Hillary Clinton
Credit: Keith Kissel/Flickr

Back in March, Hillary Clinton said this during a speech at 2018’s “India Today Conclave” in Mumbai.

If you look at the map of the United States, there is all that red in the middle, places where Trump won,” she said. “What that map doesn’t show you is that I won the places that own two thirds of America’s Gross Domestic product. I won the places that are optimistic, diverse, dynamic, moving forward. And his whole campaign, Make America Great Again, was looking backwards. You don’t like black people getting rights, you don’t like women getting jobs, you don’t want to see that Indian American succeeding more than you are, whatever that problem is, I am going to solve it.

Of course, right wingers like the hosts of Fox and Friends went ballistic.

But they weren’t the only ones. Both mainstream reporters and liberal pundits took her to task with suggestions that she was engaging in “economic elitism.”

But we might ask the question: “Did she get her facts right?” Today, John Harwood wrote about data from Brookings’ Metropolitan Policy Program.

Republicans represent the smaller, fading segment, with less-educated, more-homogenous work forces reliant on traditional manufacturing, agriculture and resource extraction. Democrats represent the larger, growing one, fueled by finance, professional services and digital innovation in diverse urban areas.

The 2016 presidential race had signaled as much. Donald Trump carried 2,584 counties across the country, but calculations by scholars at the Brookings Institution showed that the 472 counties Hillary Clinton carried accounted for nearly two-thirds of U.S. economic output.

Now, new Brookings calculations show the same from 2018 House elections. With a few races still undecided, districts won by Democrats account for 61 percent of America’s gross domestic product, districts won by Republicans 38 percent.

That economic separation underpins cultural divisions that usually command more attention. Says Brookings researcher Mark Muro: “The Democratic Party and Republican Party, at this point, really do occupy different economic worlds and represent different economic worlds.”

That information is now being heralded as significant data for understanding the current divide in our politics. So Hillary was definitely on to something with her remarks last March.

It will be important going forward to begin to unpack the complex factors that are involved in this economic divide. And believe me—there will be many threads and feedback loops to explore. Anyone who tells you that they know the one theory that explains it all is merely arguing for something they believed long before this data came along.
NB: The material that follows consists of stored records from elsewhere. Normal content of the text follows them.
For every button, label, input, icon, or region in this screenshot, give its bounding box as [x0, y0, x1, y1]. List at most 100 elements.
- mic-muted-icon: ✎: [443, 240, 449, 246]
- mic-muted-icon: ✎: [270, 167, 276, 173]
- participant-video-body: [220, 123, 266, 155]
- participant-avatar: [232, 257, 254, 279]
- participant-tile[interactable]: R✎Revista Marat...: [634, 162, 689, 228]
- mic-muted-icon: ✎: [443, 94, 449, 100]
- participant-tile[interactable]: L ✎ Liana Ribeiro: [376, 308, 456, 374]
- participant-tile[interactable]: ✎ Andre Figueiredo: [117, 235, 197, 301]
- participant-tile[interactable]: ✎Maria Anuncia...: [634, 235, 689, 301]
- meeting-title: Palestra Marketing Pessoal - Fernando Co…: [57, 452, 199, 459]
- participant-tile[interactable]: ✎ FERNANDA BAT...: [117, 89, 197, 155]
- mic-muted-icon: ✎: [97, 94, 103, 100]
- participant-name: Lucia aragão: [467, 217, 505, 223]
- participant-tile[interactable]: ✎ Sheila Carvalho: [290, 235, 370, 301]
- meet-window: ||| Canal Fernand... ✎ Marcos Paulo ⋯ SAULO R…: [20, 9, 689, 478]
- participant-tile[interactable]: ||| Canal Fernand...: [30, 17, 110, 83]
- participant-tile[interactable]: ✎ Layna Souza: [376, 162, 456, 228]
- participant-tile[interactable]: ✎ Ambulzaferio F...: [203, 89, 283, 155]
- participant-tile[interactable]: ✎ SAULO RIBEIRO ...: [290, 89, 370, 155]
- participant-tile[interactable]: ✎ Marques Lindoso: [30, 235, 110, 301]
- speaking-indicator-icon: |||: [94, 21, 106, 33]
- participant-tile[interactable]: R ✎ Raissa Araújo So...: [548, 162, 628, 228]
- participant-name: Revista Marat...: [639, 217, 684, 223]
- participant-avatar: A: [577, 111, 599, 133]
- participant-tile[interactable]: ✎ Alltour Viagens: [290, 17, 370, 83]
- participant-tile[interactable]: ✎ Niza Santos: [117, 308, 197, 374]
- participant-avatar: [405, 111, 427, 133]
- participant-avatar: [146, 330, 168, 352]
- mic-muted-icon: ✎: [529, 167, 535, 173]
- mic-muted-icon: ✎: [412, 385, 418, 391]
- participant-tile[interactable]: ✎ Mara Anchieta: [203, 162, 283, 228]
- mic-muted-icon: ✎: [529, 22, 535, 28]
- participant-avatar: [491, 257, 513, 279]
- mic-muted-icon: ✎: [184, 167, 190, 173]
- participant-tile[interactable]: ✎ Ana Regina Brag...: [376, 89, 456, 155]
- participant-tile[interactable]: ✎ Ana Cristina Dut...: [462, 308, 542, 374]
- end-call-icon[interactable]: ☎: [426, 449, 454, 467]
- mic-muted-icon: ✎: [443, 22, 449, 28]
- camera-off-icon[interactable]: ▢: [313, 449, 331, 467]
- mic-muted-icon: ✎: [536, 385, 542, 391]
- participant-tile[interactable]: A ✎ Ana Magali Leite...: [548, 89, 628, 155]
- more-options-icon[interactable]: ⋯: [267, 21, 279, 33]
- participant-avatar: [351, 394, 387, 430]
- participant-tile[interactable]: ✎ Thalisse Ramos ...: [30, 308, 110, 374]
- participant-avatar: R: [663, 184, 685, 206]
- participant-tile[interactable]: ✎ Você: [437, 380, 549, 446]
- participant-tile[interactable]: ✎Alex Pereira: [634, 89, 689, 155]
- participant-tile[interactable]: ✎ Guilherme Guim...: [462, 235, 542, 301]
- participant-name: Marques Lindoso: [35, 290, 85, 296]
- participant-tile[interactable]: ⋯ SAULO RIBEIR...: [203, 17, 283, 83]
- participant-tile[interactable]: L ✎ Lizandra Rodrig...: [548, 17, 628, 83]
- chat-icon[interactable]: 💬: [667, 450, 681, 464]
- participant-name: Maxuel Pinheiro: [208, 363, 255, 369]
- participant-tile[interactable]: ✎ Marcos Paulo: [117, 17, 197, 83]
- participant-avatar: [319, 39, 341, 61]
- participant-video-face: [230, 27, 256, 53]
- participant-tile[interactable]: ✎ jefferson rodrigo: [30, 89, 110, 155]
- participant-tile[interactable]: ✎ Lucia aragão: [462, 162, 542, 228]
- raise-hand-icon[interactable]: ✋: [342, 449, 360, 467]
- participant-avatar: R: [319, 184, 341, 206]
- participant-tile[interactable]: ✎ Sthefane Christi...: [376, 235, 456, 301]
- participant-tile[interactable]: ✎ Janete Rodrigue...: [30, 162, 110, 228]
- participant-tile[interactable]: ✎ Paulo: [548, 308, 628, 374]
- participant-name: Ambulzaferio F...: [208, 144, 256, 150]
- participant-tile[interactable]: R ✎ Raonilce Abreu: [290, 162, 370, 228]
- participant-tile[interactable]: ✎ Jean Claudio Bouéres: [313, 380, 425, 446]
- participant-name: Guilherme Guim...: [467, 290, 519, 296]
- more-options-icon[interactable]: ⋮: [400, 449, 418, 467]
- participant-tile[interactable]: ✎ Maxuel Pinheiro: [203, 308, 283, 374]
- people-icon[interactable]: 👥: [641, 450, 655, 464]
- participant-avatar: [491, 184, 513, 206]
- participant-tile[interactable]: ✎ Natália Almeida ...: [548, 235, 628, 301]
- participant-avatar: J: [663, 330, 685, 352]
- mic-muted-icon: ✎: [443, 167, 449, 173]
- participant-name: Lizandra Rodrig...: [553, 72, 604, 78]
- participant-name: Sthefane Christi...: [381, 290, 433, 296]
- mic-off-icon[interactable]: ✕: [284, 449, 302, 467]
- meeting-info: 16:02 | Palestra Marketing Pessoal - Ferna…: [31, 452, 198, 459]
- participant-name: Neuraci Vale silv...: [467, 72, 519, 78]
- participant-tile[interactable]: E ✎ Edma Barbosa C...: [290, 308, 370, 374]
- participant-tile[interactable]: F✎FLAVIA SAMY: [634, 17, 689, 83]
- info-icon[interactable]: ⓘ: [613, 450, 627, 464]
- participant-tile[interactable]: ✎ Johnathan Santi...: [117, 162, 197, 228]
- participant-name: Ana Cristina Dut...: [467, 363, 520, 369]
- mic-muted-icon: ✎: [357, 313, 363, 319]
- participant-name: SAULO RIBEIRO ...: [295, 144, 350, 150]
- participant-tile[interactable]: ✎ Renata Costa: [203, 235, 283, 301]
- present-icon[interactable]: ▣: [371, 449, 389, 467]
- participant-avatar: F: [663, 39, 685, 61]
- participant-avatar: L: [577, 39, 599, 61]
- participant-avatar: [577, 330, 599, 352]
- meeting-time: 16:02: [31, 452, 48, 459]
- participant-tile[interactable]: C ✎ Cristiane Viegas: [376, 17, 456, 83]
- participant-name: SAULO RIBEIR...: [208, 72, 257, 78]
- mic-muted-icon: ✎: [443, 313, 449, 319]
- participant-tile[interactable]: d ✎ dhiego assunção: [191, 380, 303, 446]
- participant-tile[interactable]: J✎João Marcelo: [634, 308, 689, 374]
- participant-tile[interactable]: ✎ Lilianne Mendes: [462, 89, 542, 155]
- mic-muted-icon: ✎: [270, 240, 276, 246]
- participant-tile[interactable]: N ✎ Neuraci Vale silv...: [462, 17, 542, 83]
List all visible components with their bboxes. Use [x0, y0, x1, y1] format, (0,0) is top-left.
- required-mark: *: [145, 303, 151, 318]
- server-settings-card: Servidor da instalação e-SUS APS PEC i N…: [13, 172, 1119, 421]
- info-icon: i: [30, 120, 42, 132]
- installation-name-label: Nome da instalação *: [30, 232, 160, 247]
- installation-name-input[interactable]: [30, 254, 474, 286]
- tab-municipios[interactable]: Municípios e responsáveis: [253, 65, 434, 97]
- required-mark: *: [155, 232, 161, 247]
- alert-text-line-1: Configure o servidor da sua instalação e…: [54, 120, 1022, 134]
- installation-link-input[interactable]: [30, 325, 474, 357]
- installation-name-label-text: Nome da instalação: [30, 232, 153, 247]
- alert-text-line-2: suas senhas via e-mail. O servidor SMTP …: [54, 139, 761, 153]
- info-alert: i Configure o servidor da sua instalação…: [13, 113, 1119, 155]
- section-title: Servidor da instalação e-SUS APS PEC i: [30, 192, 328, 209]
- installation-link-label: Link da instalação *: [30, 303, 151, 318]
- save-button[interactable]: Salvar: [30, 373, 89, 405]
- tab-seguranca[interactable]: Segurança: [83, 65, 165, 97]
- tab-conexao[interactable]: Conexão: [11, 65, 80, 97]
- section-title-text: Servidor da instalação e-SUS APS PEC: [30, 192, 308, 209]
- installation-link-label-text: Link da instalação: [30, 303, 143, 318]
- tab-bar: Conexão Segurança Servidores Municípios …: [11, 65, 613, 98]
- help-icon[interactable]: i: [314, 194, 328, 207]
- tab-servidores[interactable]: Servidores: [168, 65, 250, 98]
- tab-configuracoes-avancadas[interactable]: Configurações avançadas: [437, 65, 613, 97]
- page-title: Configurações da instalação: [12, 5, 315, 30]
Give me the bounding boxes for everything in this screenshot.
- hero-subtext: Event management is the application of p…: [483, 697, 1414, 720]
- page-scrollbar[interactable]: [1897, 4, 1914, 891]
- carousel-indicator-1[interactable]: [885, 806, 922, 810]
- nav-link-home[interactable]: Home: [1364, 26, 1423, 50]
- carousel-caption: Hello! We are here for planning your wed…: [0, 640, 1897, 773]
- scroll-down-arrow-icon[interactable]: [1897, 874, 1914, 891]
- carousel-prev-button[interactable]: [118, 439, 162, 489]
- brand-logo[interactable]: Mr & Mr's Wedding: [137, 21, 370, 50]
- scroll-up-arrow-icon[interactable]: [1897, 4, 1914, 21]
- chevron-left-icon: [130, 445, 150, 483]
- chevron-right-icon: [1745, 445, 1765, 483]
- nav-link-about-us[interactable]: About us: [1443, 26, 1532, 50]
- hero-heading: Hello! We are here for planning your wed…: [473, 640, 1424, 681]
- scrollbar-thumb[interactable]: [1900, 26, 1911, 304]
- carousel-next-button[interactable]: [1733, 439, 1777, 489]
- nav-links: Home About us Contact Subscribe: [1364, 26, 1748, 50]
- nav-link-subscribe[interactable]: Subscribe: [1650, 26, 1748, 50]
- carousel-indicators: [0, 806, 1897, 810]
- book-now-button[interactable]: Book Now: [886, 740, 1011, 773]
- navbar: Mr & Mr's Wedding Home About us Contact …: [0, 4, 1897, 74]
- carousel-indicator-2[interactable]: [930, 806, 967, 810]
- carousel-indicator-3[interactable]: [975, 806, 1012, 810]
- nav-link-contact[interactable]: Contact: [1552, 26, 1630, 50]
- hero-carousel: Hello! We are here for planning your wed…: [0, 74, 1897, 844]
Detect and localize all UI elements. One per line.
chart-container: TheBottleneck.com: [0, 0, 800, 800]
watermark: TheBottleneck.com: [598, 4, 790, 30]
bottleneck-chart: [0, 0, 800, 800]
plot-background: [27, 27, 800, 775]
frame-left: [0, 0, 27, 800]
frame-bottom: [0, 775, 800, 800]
But before going there, we should take a moment to explore why Hillary Clinton was so roundly and universally denounced for saying something that is demonstrably true. No matter its origin, there is an almost knee-jerk negative reaction to anything she says—even when she’s not a candidate running for office. It is beyond time for everyone to get over that. Hillary Clinton is wicked smart and she’s a policy wonk. You can bet that pretty much anything she says can be backed up with reams of data.